The data show a positive correlation between the nitrogen level and invasiveness. The p-value was 0.05 for the coefficient for the number of plants and 0.01 for the percentage of ground cover, suggesting that the positive correlation between the level of nitrogen and invasiveness is statistically significant. The null hypothesis, the population correlation coefficient is less than or equal to zero, is rejected in favor of the alternative hypothesis, the population correlation coefficient is greater than zero.
The results of this experiment suggest that meadows adjacent to agricultural fields have elevated nitrogen levels and this hinders plant diversity. As compared to an untouched, intact meadow, the meadows adjacent to farmland contained higher nitrogen levels in the soil as well as greater amounts of invasive plant species, such as wineberry (Rubus phoenicolasius), Asiatic honeysuckle (Lonicera maackii), and Japanese stiltgrass (Microstegium vimineum). This result is consistent with previous studies showing reduction in overall species diversity as a result of increased nitrogen level in the soil in North America and in Europe (Vitousek, 1997).
It is worth noting that it was difficult to precisely measure the amount of invasive species inside the transect. Counting individual plants did not account for the size of the plant so, for example, a large bush of Asiatic honeysuckle and a single plant of Japanese stiltgrass carried equal weight. The second method of measurement, percentage of invasive ground cover, also presented challenges. It was difficult to make an accurate estimation and the result could be heavily influenced by a small number of large plants. Our understanding of the relationship between nitrogen and invasive plants would benefit from additional data points, preferably from analogous experiments conducted throughout the region.

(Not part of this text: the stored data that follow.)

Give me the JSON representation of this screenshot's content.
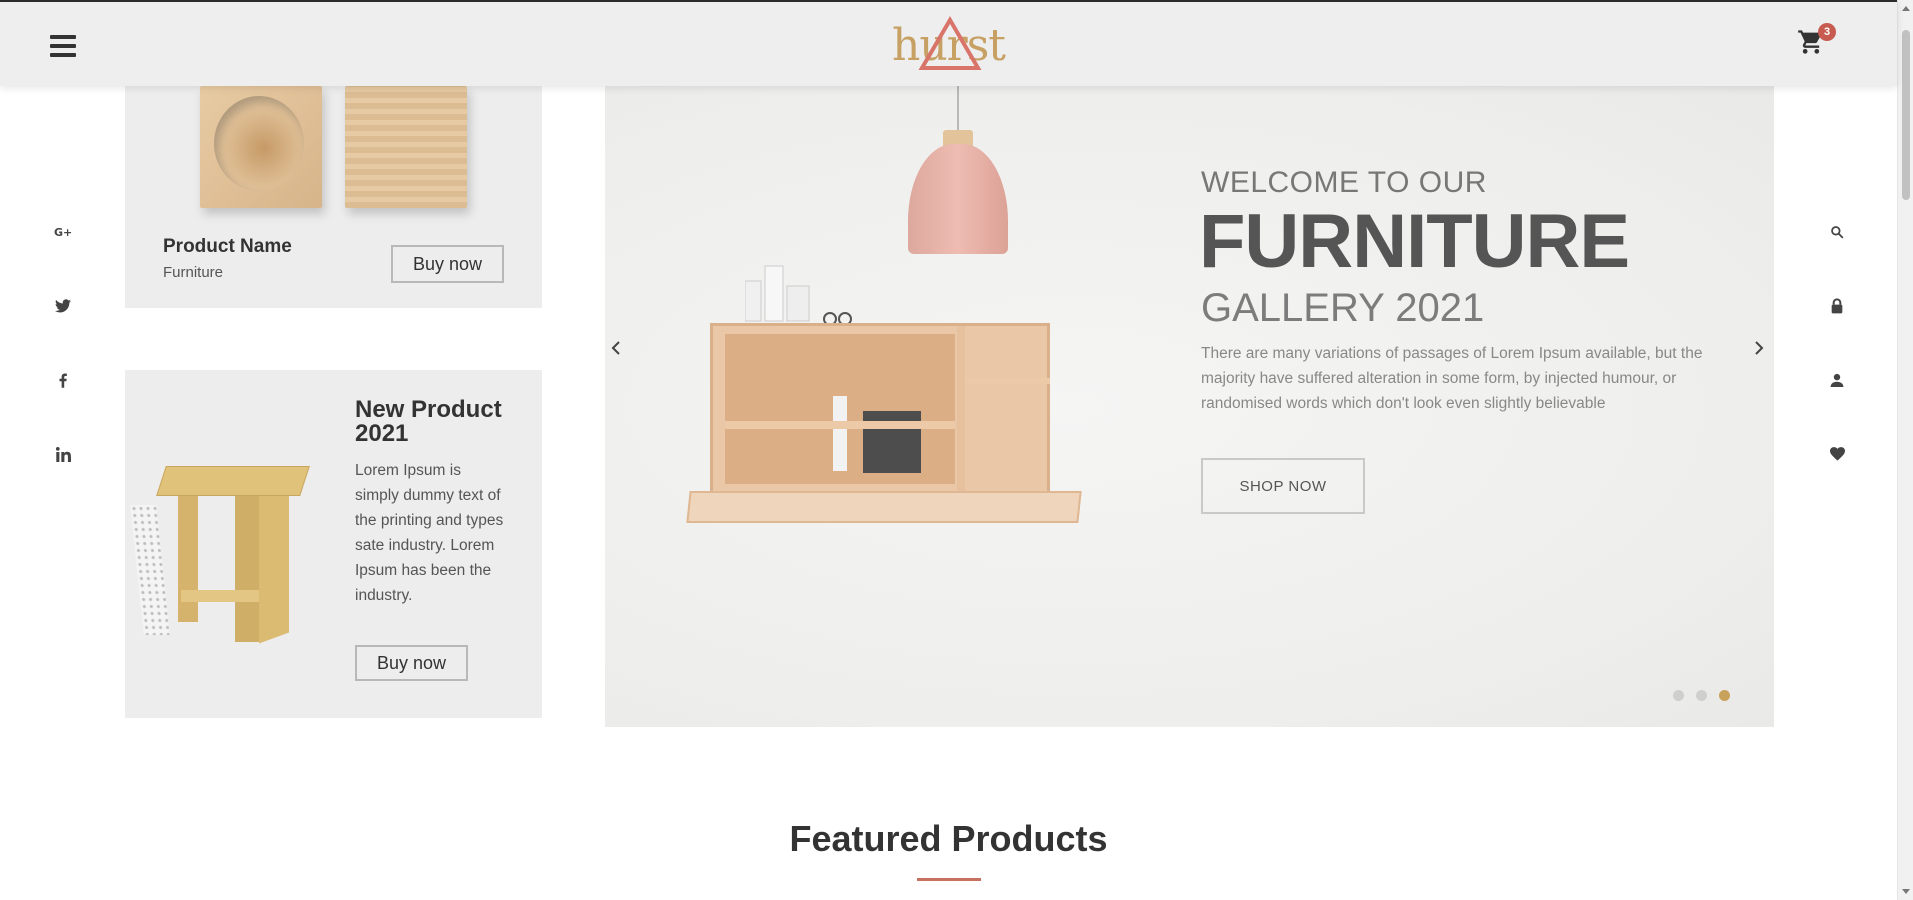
{
  "header": {
    "logo_text": "hurst",
    "cart_count": "3"
  },
  "social": [
    "google-plus-icon",
    "twitter-icon",
    "facebook-icon",
    "linkedin-icon"
  ],
  "right_icons": [
    "search-icon",
    "lock-icon",
    "user-icon",
    "heart-icon"
  ],
  "card1": {
    "name": "Product Name",
    "category": "Furniture",
    "button": "Buy now"
  },
  "card2": {
    "title": "New Product 2021",
    "description": "Lorem Ipsum is simply dummy text of the printing and types sate industry. Lorem Ipsum has been the industry.",
    "button": "Buy now"
  },
  "hero": {
    "line1": "WELCOME TO OUR",
    "line2": "FURNITURE",
    "line3": "GALLERY 2021",
    "description": "There are many variations of passages of Lorem Ipsum available, but the majority have suffered alteration in some form, by injected humour, or randomised words which don't look even slightly believable",
    "button": "SHOP NOW",
    "slides": 3,
    "active_slide": 3
  },
  "featured": {
    "title": "Featured Products"
  },
  "colors": {
    "accent_gold": "#c8a15a",
    "accent_red": "#c85b50",
    "header_bg": "#eeeeee"
  }
}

This experiment focused on the effects of elevated nitrogen levels, but the data from the active organic farm suggest there may be more to consider. Soil adjacent to active organic farm was an outlier in that it contained lower levels of nitrogen but higher amounts of invasive plants when compared to both the former and the active traditionally farmed land. This is interesting because organic farms are often considered to be more eco-friendly. It is clearly not possible to draw meaningful conclusions about the relationship between invasive species and organic farmland from the single field studied in this experiment. Further studies from across the country, with representative soil samples analogous to this experiment, are needed to validate this observation.
The benefits from advances in activities such as farming and industrial production are both significant and measurable. However these benefits must be weighed against the true costs of production, which are harder to quantify. The loss of biodiversity due to elevated nitrogen levels in the soil is one of potential cost that merits further study. A better understanding of this relationship will help quantify the true environmental costs which may lead to a more thoughtful, and more sustainable, path forward.